Getting families involved
The city’s authorities have realized – albeit a little late – that families are key in spreading awareness and preventing youth departures. Especially since some families actually encourage their youths to leave. In an effort to reach out to parents and relatives, the city has asked for the support of district chiefs and imams to bring up the dangers of illegal migration in their speeches and Friday sermons.
Last year, the government also asked Mamou’s rural radio station to set up special awareness programs on the issue. Since then, the radio has regularly broadcasted programs featuring migrants who have been repatriated from Libya as well as the Guinean diaspora in Europe and who talk about the ordeals they have lived through.
The power of social networks
But none of these initiatives compare with the power of social networks. Every day, Facebook, Twitter and Instagram sell the Guinean youth the European dream.
Sixteen-year-old Ousmane*, belongs to those who have already tried to leave for Europe. Sitting in a large black armchair in his parents’ living room, he recounts how he and some friends set off on the migrant trail two years ago. Both Ousmane and his older brother attend school, but despite coming from a fairly well-off family, with both parents working, they are worried about the funding of their higher education. After reading on the internet about the abuse migrants suffer in Libya, however, Ousmane finally gave up on his dream and returned home.
For 16-year-old Mamadou Téli, the dream of Europe began after seeing posts about it on Facebook. Growing up in a poor family with a single mother providing for 11 children, Mamadou decided to leave after seeing a photo of a friend posing in front of the Eiffel Tower, or “the Parisian pole” as he calls it.

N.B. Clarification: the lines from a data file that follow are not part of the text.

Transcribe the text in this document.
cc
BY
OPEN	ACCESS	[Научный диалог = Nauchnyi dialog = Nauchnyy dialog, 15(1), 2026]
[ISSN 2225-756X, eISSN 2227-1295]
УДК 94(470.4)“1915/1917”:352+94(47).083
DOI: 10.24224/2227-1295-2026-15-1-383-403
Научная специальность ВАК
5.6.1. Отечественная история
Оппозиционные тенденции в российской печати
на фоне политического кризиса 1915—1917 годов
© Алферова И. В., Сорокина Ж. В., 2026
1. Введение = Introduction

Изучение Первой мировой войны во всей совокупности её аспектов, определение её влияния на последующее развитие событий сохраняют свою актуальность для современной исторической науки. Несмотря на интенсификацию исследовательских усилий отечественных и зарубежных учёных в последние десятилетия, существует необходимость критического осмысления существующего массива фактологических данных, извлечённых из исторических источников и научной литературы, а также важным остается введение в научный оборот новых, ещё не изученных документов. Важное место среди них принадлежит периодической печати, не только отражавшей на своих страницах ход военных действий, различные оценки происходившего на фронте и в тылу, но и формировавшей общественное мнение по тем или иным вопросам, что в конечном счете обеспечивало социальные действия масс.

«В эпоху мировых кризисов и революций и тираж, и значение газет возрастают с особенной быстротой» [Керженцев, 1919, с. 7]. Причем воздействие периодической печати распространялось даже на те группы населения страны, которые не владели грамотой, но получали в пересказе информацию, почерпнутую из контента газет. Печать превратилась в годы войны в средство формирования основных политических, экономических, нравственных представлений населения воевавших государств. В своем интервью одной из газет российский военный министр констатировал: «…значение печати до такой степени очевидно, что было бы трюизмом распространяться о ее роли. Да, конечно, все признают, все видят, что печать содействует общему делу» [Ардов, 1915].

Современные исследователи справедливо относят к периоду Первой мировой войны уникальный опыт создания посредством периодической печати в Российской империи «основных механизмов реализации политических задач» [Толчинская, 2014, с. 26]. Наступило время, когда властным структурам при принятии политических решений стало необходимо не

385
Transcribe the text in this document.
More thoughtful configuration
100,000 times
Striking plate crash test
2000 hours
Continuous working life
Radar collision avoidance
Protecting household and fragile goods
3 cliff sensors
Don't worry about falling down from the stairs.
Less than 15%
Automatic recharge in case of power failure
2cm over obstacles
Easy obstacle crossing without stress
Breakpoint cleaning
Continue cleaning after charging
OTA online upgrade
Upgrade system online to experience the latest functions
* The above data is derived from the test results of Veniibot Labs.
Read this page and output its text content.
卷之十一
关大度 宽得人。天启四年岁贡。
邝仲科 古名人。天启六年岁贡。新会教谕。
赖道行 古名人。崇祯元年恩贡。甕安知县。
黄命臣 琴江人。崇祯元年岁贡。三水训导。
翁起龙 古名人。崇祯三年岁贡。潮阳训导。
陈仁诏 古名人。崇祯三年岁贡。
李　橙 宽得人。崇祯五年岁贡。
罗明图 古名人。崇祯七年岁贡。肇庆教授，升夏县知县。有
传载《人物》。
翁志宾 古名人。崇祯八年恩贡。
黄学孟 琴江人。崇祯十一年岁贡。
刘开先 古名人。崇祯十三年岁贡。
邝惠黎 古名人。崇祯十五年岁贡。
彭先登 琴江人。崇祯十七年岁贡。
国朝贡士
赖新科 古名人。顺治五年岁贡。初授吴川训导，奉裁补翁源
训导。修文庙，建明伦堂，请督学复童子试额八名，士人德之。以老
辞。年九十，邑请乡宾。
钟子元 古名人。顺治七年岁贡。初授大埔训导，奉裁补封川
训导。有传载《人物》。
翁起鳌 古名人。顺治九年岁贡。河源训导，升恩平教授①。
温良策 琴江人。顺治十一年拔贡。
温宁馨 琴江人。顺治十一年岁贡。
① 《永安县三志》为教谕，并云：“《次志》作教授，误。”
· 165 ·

Sitting on a tiny wooden stool in the shade of the family’s house, Mamadou finds it hard to speak about his time as an illegal migrant, about Libya and about his repatriation. He lets some questions go unanswered. Wearing a green football jersey and ripped jeans, he keeps his eyes fixed on the ground. His experience has marked him. “Since he came back, he’s changed,” his mother says. Known as a talkative teenager before his departure, Mamadou returned both silent and troubled.
Mamadou’s mother, who is sitting by his side, also has a sad expression on her face. Since her husband, and her husband’s second wife, died several years ago, she’s been struggling to provide for the family on her tiny salary as a shopkeeper.
After Mamadou came back to Mamou, he has gone back to school, and says he wants to continue his studies in the city. In the afternoon, like every other afternoon, Mamadou joins a group of around 20 boys who are playing football on an improvised pitch not far from his house. Surrounded by his friends, and while setting off towards the goal underneath the big trees lining the field, his worries disappear, and his face finally seems to soften.